With a lingual arch in one, and top braces on the other, I find my kitchen prep regressing to the days when I had new eaters to accommodate. Just like those times when toddlers dominated the household, I am chopping up carrots and apples into bite-sized pieces. I’m offering up more soft foods – from yogurt to mashed potatoes. I’m searching my cookbooks to find soft-serve foods that require little chewing. This time around, though, one thing has changed. I am happy get some support from the orthodontist in our attempt to minimize all that sticky candy and gum they are always begging to eat.
It’s only been a week, so I’m still in the learning phase. But, I am beginning to remember to chop up the carrots and apples for their lunch. I am slowly rewriting my list of snacktime foods – taking popcorn, nuts, and chewy dried fruits off the list. And at dinner time, I’m searching for patience as I hear the complaints, “Mom, it hurts my mouth to eat this. What else can I eat?”

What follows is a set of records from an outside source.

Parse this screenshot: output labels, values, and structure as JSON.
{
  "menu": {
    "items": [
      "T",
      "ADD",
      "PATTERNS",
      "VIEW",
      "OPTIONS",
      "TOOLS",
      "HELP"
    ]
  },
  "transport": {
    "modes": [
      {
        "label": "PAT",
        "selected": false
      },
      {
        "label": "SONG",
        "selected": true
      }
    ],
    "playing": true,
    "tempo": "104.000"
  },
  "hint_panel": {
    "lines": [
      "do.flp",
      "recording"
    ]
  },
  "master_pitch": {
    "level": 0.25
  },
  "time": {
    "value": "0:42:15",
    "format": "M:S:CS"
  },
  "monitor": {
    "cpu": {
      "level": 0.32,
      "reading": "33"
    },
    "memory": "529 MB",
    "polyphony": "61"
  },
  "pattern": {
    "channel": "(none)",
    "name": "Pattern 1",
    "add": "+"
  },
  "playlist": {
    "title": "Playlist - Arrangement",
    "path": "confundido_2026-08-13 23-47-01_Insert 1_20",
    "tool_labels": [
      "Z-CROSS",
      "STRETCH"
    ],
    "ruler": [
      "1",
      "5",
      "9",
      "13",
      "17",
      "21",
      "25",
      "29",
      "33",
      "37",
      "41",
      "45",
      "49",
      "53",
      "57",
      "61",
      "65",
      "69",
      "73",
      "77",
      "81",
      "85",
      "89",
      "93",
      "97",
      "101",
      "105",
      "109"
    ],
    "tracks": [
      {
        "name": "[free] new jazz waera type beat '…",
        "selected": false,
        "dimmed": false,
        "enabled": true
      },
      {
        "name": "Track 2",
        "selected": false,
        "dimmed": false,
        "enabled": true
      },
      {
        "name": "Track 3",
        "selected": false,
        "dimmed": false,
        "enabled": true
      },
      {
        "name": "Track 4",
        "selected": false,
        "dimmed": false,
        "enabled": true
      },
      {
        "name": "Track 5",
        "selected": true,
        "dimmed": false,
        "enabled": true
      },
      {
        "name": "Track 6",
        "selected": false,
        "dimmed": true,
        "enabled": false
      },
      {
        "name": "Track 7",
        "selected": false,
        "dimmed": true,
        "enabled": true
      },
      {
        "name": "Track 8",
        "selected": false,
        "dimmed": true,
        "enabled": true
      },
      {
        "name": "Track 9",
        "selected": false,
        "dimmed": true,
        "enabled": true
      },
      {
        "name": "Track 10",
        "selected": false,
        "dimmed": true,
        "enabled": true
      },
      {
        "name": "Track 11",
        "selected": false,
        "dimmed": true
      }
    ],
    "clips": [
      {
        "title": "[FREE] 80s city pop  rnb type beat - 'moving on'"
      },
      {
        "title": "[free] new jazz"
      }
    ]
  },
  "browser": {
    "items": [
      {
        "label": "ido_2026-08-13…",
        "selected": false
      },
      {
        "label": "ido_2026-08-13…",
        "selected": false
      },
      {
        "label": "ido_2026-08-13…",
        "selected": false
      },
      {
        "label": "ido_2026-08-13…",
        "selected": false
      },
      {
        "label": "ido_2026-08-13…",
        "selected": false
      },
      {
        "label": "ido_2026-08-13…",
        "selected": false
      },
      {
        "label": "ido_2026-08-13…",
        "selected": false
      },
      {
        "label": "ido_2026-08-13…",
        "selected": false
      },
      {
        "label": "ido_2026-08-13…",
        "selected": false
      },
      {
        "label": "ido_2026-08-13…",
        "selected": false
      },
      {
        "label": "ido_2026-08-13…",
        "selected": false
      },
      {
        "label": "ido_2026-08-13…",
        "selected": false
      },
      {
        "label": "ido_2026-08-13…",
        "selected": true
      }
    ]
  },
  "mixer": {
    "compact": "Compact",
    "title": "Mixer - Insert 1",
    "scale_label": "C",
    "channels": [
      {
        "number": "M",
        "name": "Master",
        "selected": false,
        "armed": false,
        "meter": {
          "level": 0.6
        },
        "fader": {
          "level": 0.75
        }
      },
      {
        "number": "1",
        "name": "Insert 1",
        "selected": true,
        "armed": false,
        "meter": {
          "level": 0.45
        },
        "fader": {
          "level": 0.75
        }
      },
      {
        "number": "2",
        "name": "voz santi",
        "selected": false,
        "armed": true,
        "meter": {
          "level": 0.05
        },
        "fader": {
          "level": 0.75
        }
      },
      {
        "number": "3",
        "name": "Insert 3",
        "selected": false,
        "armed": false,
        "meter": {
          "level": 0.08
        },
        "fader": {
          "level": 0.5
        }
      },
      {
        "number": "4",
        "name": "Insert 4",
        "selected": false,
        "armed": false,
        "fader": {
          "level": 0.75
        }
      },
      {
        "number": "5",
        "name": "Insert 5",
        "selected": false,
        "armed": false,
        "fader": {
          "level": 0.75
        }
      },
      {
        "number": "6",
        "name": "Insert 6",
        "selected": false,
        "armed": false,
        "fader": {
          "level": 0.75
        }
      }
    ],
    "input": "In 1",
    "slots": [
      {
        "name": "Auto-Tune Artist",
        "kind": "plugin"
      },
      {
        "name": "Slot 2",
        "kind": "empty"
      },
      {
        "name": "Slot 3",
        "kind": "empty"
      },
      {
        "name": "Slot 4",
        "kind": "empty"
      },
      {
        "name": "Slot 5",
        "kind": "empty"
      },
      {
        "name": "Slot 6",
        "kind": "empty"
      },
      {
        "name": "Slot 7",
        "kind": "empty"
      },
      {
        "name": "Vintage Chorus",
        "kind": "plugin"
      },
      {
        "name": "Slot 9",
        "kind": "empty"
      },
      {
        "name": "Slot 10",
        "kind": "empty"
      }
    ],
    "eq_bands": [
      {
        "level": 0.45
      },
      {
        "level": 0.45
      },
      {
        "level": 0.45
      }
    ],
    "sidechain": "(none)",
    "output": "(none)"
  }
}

Through it all, I’ve had some momentary lapses of braces-food fails. The other day, I made granola bars only to realize just as I’m cutting them up to pack them in their bags for afterschool snack, that they’re just too sticky for my braces-wearing children to eat. Other times, I neglect to cut up their lunch foods – only to find them returned just as they looked when the kids left the house 8 hours earlier.
On the positive side of things, the list of foods which are ideal for those wearing braces are plentiful – and, healthful. I’ll be glad to push the oatmeal, berries, yogurt and soft cheese. Because of the braces, the kids are more amendable to eating the grains (couscous, risotto, quinoa and polenta), and currently on board with the no sticky candy rule. Perhaps it’s because they’ve realized that juice smoothies are destined to move higher on the after-school snack list.
I’m new to navigating the waters of braces-friendly foods. So, if you have any thoughts or recipes to make the going more smoothly, please share them with us. I’m sure a few weeks down the road I’ll loose my excitement for those chopping and pureeing everything in site.
Here is a recipe that is sure to please everyone – with or without braces.
Cozy Orzo
4-5 servings
Preparation time 10 minutes
- 1 lb room-temperature cottage cheese
- 1/2 tsp salt
- 1/4 cup minced chives or scallions
- 1 tsp grated lemon zest
- black pepper to taste
- 1/2 lb orzo
- 1 cup frozen peas
- grated pecorino or parmesan cheese for the top
Combine the cottage cheese, salt, chives or scallions, lemon zest and black pepper in a medium-sized bowl, and mix well.
Cook the orzo in plenty of rapidly boiling water until it is tender. Place the peas in a colander in the sink and drain the past right into the peas. (This will defrost the peas and cook them slightly.)
Shake off the excess water, transfer the orzo and peas to the cottage cheese mixture, and stir gently. Sprinkle with grated pecorino or parmesan, and serve warm or at room temperature, in bowls.